Great stuff. You’re starting to manage the risk. Alongside this, there are two pressing issues to address under GDPR (and UK GDPR):

1. Do you need to report the breach to a Data Protection Authority?
(e.g. the UK’s Information Commissioner’s Office – ICO).
Reporting is required within 72-hours of becoming aware of a breach, and must be done unless the breach is unlikely to represent a ‘risk’

2. Do you need to notify affected individuals?
This is required without undue delay if the breach represents a ‘high risk’.
Data Protection Authorities don’t need to hear about every incident where there’s minimal risk to individuals. In fact, the ICO made it clear after GDPR was implemented they saw a degree of over-reporting. There’s a balance to be struck; you don’t want to fail to report a data breach when you should have.

Each incident needs to be considered on a case-by-case basis, taking account of all relevant factors. No two incidents are likely to be the same (unless you failed to address something crucial the first time around!).

The key is balancing the severity of the potential impact on those affected with the likelihood of this occurring. For example, the impact could be quite severe, but highly unlikely to materialise, or conversely the impact could be relatively low, but highly likely.

What do data breach harms look like?

There could be a number of negative consequences for people affected, so you need to consider the harms and/or damage the breach might cause.

For example, it could result in any of the following: financial loss, identity theft, fraud, emotional distress, loss of confidentiality, discrimination, humiliation and reputational damage. Other harms could include material or physical damage, loss of control of personal data, social disadvantage or limitation of rights.

How to assess the potential harm from a data breach

In assessing the types of harm the breach may result in it can be useful to answer the following types of assessment questions:

Can individuals be identified easily?
Are people at increased risk of identity theft or fraud?
Could people suffer financially?
Could people’s reputation be damaged?
Is there a breach of confidentiality?
Are people at risks of physical harm?
Does the breach involve information relating to children or vulnerable adults?
Does the combination of data involved pose more of a risk?

The above is by no means an exhaustive list. The importance of certain questions will vary, depending on the nature of the incident, the personal data and individuals affected and indeed the nature of your organisation.

It’s good practice to use a risk matrix, with a scoring system of likelihood against severity, so you can evaluate the severity and likelihood of harm identified. This helps answer the key questions of a) should we report to a Data Protection Authority? and b) should we notify affected individuals? Not only does a scoring system provide internal reassurance a clear methodology is being used it’s also useful evidence of your assessment should it ever be required.

The European Commission Guidelines on Notification of a Personal Data Breach (in section IV) provide helpful pointers on how to assess risk and high risk.

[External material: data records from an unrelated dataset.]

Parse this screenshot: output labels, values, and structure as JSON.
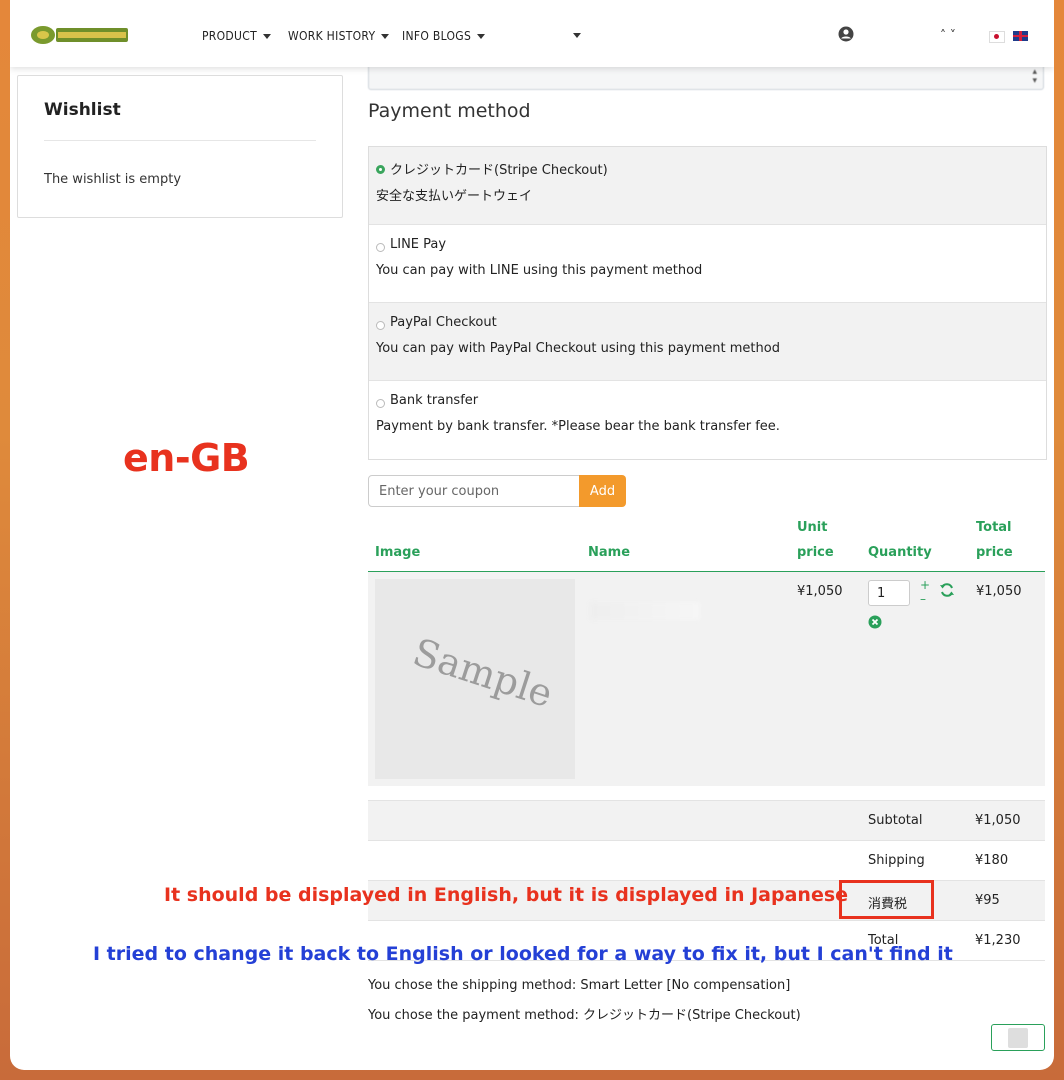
{
  "header": {
    "nav": [
      {
        "label": "PRODUCT"
      },
      {
        "label": "WORK HISTORY"
      },
      {
        "label": "INFO BLOGS"
      }
    ]
  },
  "wishlist": {
    "title": "Wishlist",
    "empty_text": "The wishlist is empty"
  },
  "payment": {
    "title": "Payment method",
    "methods": [
      {
        "name": "クレジットカード(Stripe Checkout)",
        "desc": "安全な支払いゲートウェイ",
        "selected": true
      },
      {
        "name": "LINE Pay",
        "desc": "You can pay with LINE using this payment method",
        "selected": false
      },
      {
        "name": "PayPal Checkout",
        "desc": "You can pay with PayPal Checkout using this payment method",
        "selected": false
      },
      {
        "name": "Bank transfer",
        "desc": "Payment by bank transfer. *Please bear the bank transfer fee.",
        "selected": false
      }
    ]
  },
  "coupon": {
    "placeholder": "Enter your coupon",
    "button": "Add"
  },
  "cart": {
    "headers": {
      "image": "Image",
      "name": "Name",
      "unit_price_1": "Unit",
      "unit_price_2": "price",
      "quantity": "Quantity",
      "total_price_1": "Total",
      "total_price_2": "price"
    },
    "item": {
      "image_text": "Sample",
      "unit_price": "¥1,050",
      "quantity": "1",
      "total_price": "¥1,050"
    }
  },
  "totals": [
    {
      "label": "Subtotal",
      "value": "¥1,050"
    },
    {
      "label": "Shipping",
      "value": "¥180"
    },
    {
      "label": "消費税",
      "value": "¥95"
    },
    {
      "label": "Total",
      "value": "¥1,230"
    }
  ],
  "summary": {
    "shipping": "You chose the shipping method: Smart Letter [No compensation]",
    "payment": "You chose the payment method: クレジットカード(Stripe Checkout)"
  },
  "annotations": {
    "locale": "en-GB",
    "issue": "It should be displayed in English, but it is displayed in Japanese",
    "note": "I tried to change it back to English or looked for a way to fix it, but I can't find it"
  },
  "colors": {
    "accent_green": "#2aa05a",
    "button_orange": "#f39a2c",
    "annotation_red": "#e8321e",
    "annotation_blue": "#2440d6"
  }
}
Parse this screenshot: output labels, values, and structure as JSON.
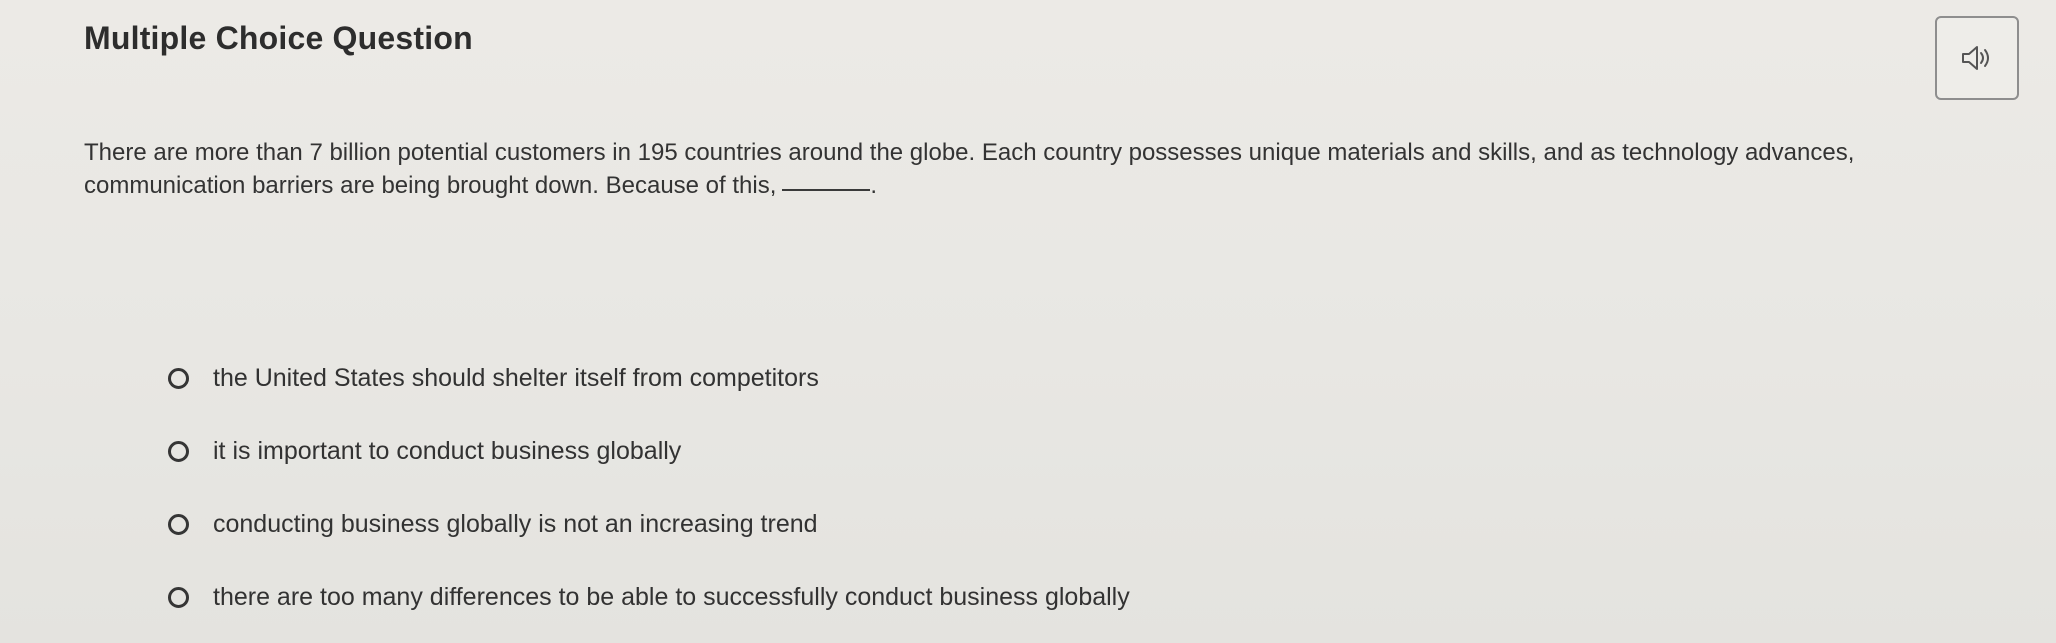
{
  "question": {
    "title": "Multiple Choice Question",
    "prompt_text": "There are more than 7 billion potential customers in 195 countries around the globe. Each country possesses unique materials and skills, and as technology advances, communication barriers are being brought down. Because of this,",
    "prompt_end": "."
  },
  "audio": {
    "icon": "speaker-icon"
  },
  "choices": [
    {
      "label": "the United States should shelter itself from competitors"
    },
    {
      "label": "it is important to conduct business globally"
    },
    {
      "label": "conducting business globally is not an increasing trend"
    },
    {
      "label": "there are too many differences to be able to successfully conduct business globally"
    }
  ]
}
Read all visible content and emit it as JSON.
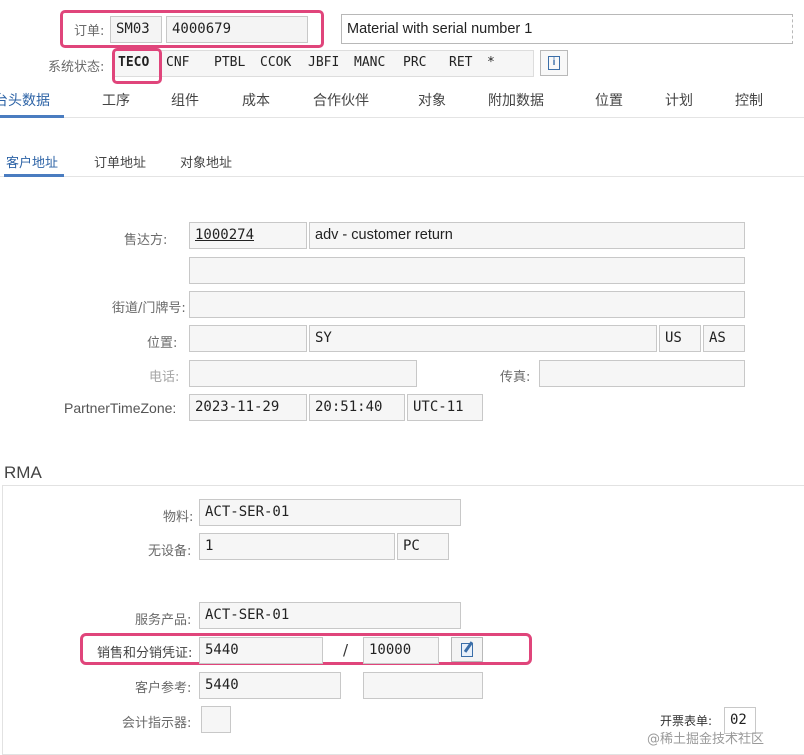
{
  "header": {
    "order_label": "订单:",
    "order_type": "SM03",
    "order_number": "4000679",
    "description": "Material with serial number 1",
    "status_label": "系统状态:",
    "statuses": [
      "TECO",
      "CNF",
      "PTBL",
      "CCOK",
      "JBFI",
      "MANC",
      "PRC",
      "RET",
      "*"
    ],
    "info_icon": "info-icon"
  },
  "tabs": [
    "台头数据",
    "工序",
    "组件",
    "成本",
    "合作伙伴",
    "对象",
    "附加数据",
    "位置",
    "计划",
    "控制"
  ],
  "subtabs": [
    "客户地址",
    "订单地址",
    "对象地址"
  ],
  "address": {
    "shipto_label": "售达方:",
    "shipto_id": "1000274",
    "shipto_name": "adv - customer return",
    "street_label": "街道/门牌号:",
    "location_label": "位置:",
    "city": "SY",
    "country": "US",
    "region": "AS",
    "phone_label": "电话:",
    "fax_label": "传真:",
    "tz_label": "PartnerTimeZone:",
    "date": "2023-11-29",
    "time": "20:51:40",
    "tz": "UTC-11"
  },
  "rma": {
    "title": "RMA",
    "material_label": "物料:",
    "material": "ACT-SER-01",
    "equipment_label": "无设备:",
    "quantity": "1",
    "unit": "PC",
    "service_label": "服务产品:",
    "service": "ACT-SER-01",
    "sales_label": "销售和分销凭证:",
    "sales_doc": "5440",
    "separator": "/",
    "sales_item": "10000",
    "edit_icon": "document-edit-icon",
    "customer_ref_label": "客户参考:",
    "customer_ref": "5440",
    "acct_label": "会计指示器:",
    "billing_form_label": "开票表单:",
    "billing_form": "02"
  },
  "watermark": "@稀土掘金技术社区"
}
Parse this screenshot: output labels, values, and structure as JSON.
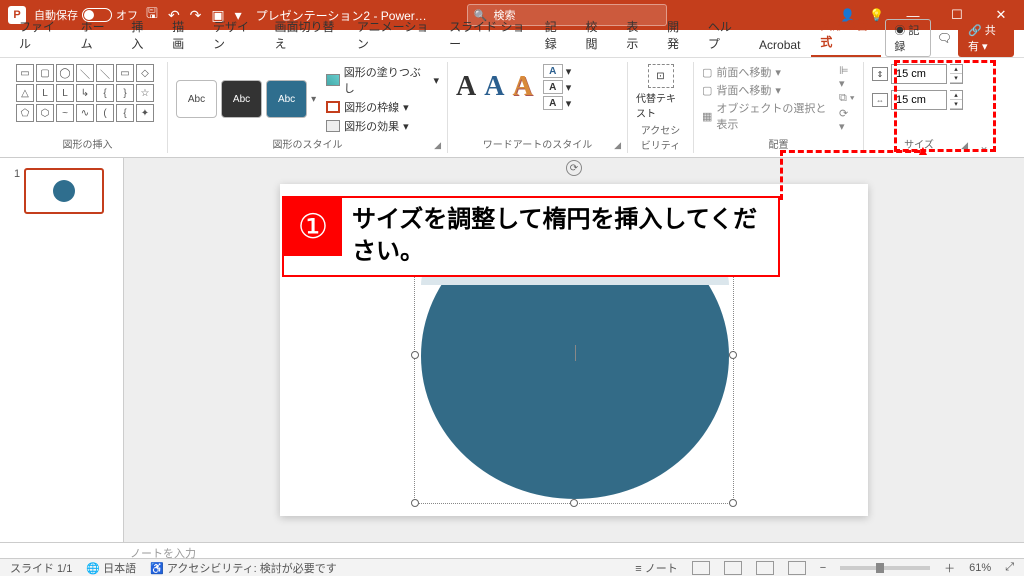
{
  "titlebar": {
    "autosave_label": "自動保存",
    "autosave_state": "オフ",
    "doc_title": "プレゼンテーション2 - Power…",
    "search_placeholder": "検索"
  },
  "tabs": {
    "items": [
      "ファイル",
      "ホーム",
      "挿入",
      "描画",
      "デザイン",
      "画面切り替え",
      "アニメーション",
      "スライド ショー",
      "記録",
      "校閲",
      "表示",
      "開発",
      "ヘルプ",
      "Acrobat",
      "図形の書式"
    ],
    "active": "図形の書式",
    "record": "記録",
    "share": "共有"
  },
  "ribbon": {
    "groups": {
      "insert_shapes": "図形の挿入",
      "shape_styles": "図形のスタイル",
      "shape_fill": "図形の塗りつぶし",
      "shape_outline": "図形の枠線",
      "shape_effects": "図形の効果",
      "wordart_styles": "ワードアートのスタイル",
      "accessibility": "アクセシビリティ",
      "alt_text": "代替テキスト",
      "arrange": "配置",
      "bring_forward": "前面へ移動",
      "send_backward": "背面へ移動",
      "selection_pane": "オブジェクトの選択と表示",
      "size": "サイズ"
    },
    "style_label": "Abc",
    "size_height": "15 cm",
    "size_width": "15 cm"
  },
  "callout": {
    "badge": "①",
    "text": "サイズを調整して楕円を挿入してください。"
  },
  "notes_placeholder": "ノートを入力",
  "status": {
    "slide": "スライド 1/1",
    "lang": "日本語",
    "a11y": "アクセシビリティ: 検討が必要です",
    "notes_btn": "ノート",
    "zoom": "61%"
  },
  "thumbs": {
    "num": "1"
  }
}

If your breach involves special category data or financial details, the risks may be more obvious and the decision to report the breach may be more-clear cut.

Assessments may need to be fluid, including regular ‘check-ins’ with colleagues as your understanding of the situation evolves and answers to your questions become known.

While your response to a data breach needs to be swift and effective, often you won’t know all the facts and are unable fully evaluate the risk posed within 72-hours. The first report to a Data Protection Authority can be just an initial report. This can then be followed up with more information as it becomes available. In some cases the risk rating of a breach might be downgraded or upgraded.

The key to success is having a robust data incident procedure, to help your data incident response team manage what can be multiple moving parts as effectively as possible. A procedure which includes a clear method of assessing the risk. Like many ‘emergencies’ in life, from a punctured tyre to a cut finger, being well prepared will prove invaluable.